The playful, reductive, teasing verses, which could sometime make this world seem just the bitter foolishness it finally has to, sound here clearly. What is the grandness of death, of a body finally worn out, at last the simple fact of stubbornly reluctant shit and a tediously malfunctioning heart, of “all the accumulations that wear us out,” as he put it, when still a young man? There is no irony, no despair, in delighting as one can in “No more right & wrong/yes it’s gone gone gone/ gone gone away…” No poet more heard, more respected, more knew the intricacies of melody’s patterns. He took such pleasure in the whimsical, insistent way the very rhythms could take hold of attention, bringing each word to its singular place. “Chopping apples into the fruit compote—suffer, suffer, suffer, suffer!” His company insisted upon music and he danced with a consummate grace.
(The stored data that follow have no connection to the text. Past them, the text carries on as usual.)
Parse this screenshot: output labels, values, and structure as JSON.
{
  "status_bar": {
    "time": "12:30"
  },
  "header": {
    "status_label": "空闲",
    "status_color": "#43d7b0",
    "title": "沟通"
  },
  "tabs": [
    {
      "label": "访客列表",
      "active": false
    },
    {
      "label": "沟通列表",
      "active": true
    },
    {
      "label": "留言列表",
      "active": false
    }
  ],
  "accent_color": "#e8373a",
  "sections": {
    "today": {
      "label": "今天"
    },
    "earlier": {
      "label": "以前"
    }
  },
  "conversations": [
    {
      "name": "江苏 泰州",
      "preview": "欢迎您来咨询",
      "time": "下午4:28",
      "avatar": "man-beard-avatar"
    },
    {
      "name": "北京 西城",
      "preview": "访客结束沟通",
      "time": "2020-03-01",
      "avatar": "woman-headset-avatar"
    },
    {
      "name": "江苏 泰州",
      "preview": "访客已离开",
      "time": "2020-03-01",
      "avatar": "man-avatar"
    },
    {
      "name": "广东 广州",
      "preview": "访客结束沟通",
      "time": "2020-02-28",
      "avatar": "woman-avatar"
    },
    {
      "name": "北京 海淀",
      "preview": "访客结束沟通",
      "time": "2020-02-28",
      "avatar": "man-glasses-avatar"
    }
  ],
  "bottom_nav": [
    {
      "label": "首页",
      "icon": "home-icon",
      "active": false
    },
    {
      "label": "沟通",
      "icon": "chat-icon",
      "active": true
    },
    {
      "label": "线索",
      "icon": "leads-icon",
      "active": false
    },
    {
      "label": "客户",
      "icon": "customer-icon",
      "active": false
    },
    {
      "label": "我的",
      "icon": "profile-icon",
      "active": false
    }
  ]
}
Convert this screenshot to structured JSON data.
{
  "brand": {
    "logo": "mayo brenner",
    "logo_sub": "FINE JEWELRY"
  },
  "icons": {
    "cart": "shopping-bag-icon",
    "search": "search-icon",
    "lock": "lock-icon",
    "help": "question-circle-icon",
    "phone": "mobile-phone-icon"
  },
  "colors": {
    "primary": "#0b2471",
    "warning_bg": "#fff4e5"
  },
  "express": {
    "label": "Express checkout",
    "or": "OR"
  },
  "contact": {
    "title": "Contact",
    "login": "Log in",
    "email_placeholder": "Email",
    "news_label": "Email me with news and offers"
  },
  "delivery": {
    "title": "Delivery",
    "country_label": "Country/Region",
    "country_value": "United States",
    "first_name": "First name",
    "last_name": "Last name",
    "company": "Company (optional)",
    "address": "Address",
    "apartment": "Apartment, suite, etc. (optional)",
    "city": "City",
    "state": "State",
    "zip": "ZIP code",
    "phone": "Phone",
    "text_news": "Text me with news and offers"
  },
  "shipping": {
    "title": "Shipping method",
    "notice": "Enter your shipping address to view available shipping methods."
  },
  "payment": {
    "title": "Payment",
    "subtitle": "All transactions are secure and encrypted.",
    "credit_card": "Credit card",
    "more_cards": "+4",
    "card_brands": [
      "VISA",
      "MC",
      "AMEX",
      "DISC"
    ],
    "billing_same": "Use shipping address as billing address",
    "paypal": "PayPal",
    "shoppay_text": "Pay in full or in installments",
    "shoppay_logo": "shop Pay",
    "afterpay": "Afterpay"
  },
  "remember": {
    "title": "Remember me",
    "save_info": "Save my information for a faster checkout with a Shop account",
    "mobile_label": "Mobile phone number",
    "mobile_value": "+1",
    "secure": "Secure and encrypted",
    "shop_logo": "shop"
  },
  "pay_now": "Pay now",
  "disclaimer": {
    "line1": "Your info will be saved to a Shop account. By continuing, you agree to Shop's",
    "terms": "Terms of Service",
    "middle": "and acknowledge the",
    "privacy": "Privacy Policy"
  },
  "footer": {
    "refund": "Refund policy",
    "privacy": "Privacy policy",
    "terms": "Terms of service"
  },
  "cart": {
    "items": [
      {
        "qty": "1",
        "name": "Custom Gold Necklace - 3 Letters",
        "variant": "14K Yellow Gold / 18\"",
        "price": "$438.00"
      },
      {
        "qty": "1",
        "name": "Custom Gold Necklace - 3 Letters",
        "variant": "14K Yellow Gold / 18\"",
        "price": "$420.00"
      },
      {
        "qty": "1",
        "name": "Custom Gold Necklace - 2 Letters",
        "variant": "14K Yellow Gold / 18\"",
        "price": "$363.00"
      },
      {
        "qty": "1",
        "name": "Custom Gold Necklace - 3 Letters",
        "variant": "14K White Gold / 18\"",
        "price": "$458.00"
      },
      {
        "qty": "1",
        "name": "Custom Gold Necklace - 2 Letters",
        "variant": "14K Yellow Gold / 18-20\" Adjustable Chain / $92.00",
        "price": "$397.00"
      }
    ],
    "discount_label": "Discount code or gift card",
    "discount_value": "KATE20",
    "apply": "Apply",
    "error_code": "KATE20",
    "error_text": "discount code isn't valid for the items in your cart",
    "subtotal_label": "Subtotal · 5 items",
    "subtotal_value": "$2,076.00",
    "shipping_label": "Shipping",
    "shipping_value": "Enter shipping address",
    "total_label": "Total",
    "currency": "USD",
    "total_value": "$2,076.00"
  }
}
Now we must make our own music, albeit his stays with us forever. William Blake’s great call, “Hear the voice of the bard …,” now changes to “The authors are in eternity,” because ours is a passing world. Yet the heroic voices, the insistent intimacies of their tenacious humanity, hold us in a profound and securing bond. Where else would we think to live? Our friend gave his whole life to keep faith with Whitman’s heartfelt insistence, “Who touches this book touches a man.” So Allen Ginsberg will not leave us even now. “To see Void vast infinite look out the window into the blue sky.”